Nurses are equipped to deal with a variety of patients and typically work with diverse populations. However, if you’re specifically hoping to help patients through childbirth, specializing as a CNM may be in order. Or if you’re seeking to help a different specialty, like pediatrics, gerontology, or neonatology, you may want to consider becoming a CNS. In most cases, choosing a specific setting will require more specialized education.
Do I see myself in a leadership role or in a specialized field in the future?
If you know from the outset that your goal is to work in nurse leadership, education, or in a specialized nursing field, you’ll be well advised to pursue your BSN or an advanced degree. This will equip you with the necessary education and experience to continually refine your career trajectory.
How much time and money am I willing to invest in education and training?
Because nursing paths are so diverse, you also have a variety of levels of financial and time investment. While you can become a CNA or LPN quickly and without paying tuition for a 4-year degree, you’ll also earn far less money.
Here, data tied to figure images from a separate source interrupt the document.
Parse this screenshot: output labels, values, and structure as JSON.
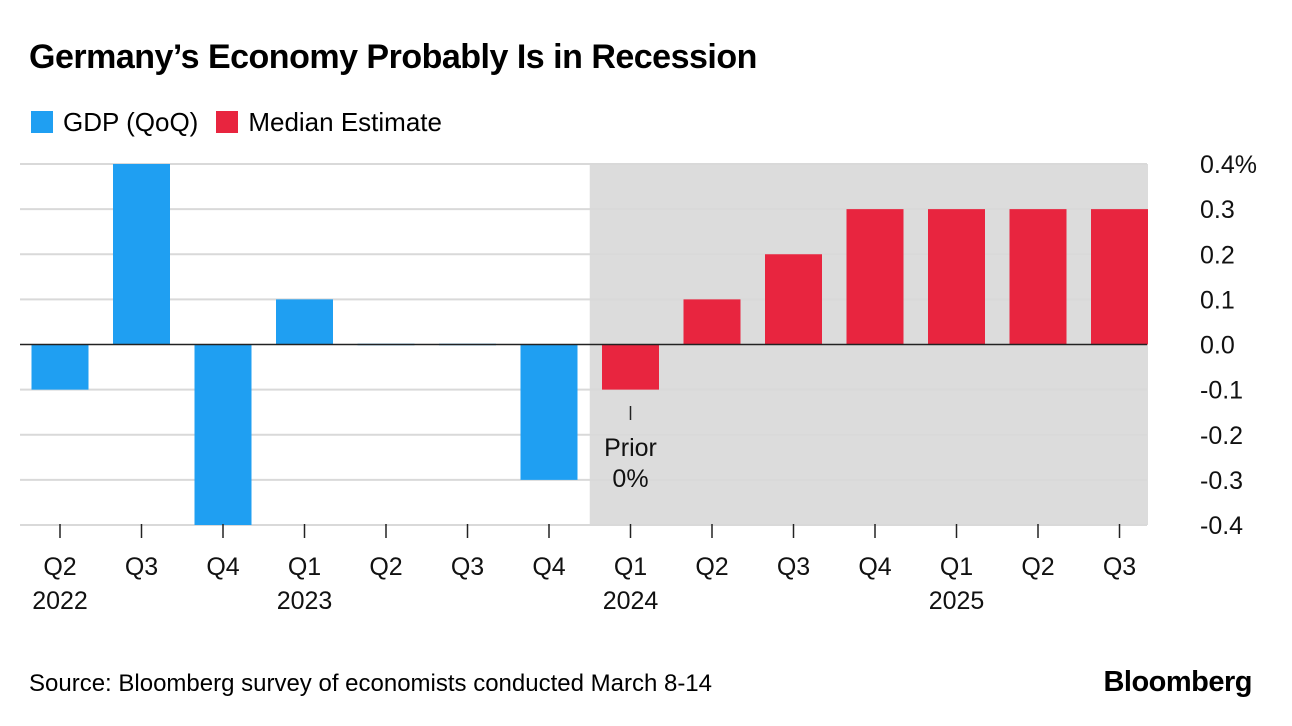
{
  "title": "Germany’s Economy Probably Is in Recession",
  "source": "Source: Bloomberg survey of economists conducted March 8-14",
  "brand": "Bloomberg",
  "colors": {
    "gdp": "#1f9ff2",
    "estimate": "#e8253f",
    "shade": "#dcdcdc",
    "grid": "#d9d9d9"
  },
  "chart_data": {
    "type": "bar",
    "title": "Germany’s Economy Probably Is in Recession",
    "xlabel": "",
    "ylabel": "",
    "ylim": [
      -0.4,
      0.4
    ],
    "yticks": [
      {
        "value": 0.4,
        "label": "0.4%"
      },
      {
        "value": 0.3,
        "label": "0.3"
      },
      {
        "value": 0.2,
        "label": "0.2"
      },
      {
        "value": 0.1,
        "label": "0.1"
      },
      {
        "value": 0.0,
        "label": "0.0"
      },
      {
        "value": -0.1,
        "label": "-0.1"
      },
      {
        "value": -0.2,
        "label": "-0.2"
      },
      {
        "value": -0.3,
        "label": "-0.3"
      },
      {
        "value": -0.4,
        "label": "-0.4"
      }
    ],
    "categories": [
      "Q2",
      "Q3",
      "Q4",
      "Q1",
      "Q2",
      "Q3",
      "Q4",
      "Q1",
      "Q2",
      "Q3",
      "Q4",
      "Q1",
      "Q2",
      "Q3"
    ],
    "years": [
      {
        "label": "2022",
        "index": 0
      },
      {
        "label": "2023",
        "index": 3
      },
      {
        "label": "2024",
        "index": 7
      },
      {
        "label": "2025",
        "index": 11
      }
    ],
    "series": [
      {
        "name": "GDP (QoQ)",
        "color": "#1f9ff2",
        "values": [
          -0.1,
          0.4,
          -0.4,
          0.1,
          0.0,
          0.0,
          -0.3,
          null,
          null,
          null,
          null,
          null,
          null,
          null
        ]
      },
      {
        "name": "Median Estimate",
        "color": "#e8253f",
        "values": [
          null,
          null,
          null,
          null,
          null,
          null,
          null,
          -0.1,
          0.1,
          0.2,
          0.3,
          0.3,
          0.3,
          0.3
        ]
      }
    ],
    "shaded_range": [
      7,
      13
    ],
    "annotation": {
      "index": 7,
      "lines": [
        "Prior",
        "0%"
      ]
    }
  }
}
Conversely, investing in graduate education requires more time and money initially, but will likely result in more pay down the road. You’ll need to analyze your financial/time resources to determine what you can afford to commit.
How comfortable am I with direct patient care?
Are you interested in nursing because you want to work directly with patients and impart high-touch, high-quality care? If so, you’ll want to consider some of the more practical roles: CNAs, RNs, LPNs, NPs, or a specialty like midwifery or anesthesia. However, if you want to make your mark on the nursing field through management with less direct patient contact, consider pursuing a nurse leadership path, which often requires a master’s or doctoral degree.
What are my long-term career goals?
Many of the nursing pathways offer steps toward career advancement, so it might be best to consider long-term goals as early as possible. If you know you ultimately want to be a director or chief nursing officer, for example, it may be better to begin with an advanced degree in mind. But if you’re not convinced you’re passionate about nursing for the long-term, it might be better to start with CNA or LPN experience to test the waters.
What level of responsibility am I comfortable with?
Regardless of your specific career path, all nursing positions hold a great deal of responsibility. But there is somewhat of a spectrum, with CNAs having the least amount of delegation opportunities and big-picture decision-making (though again, they’re responsible for many facets of patient care), and doctoral-level leadership positions holding the most. Determining your comfort level within that spectrum may help guide your career direction.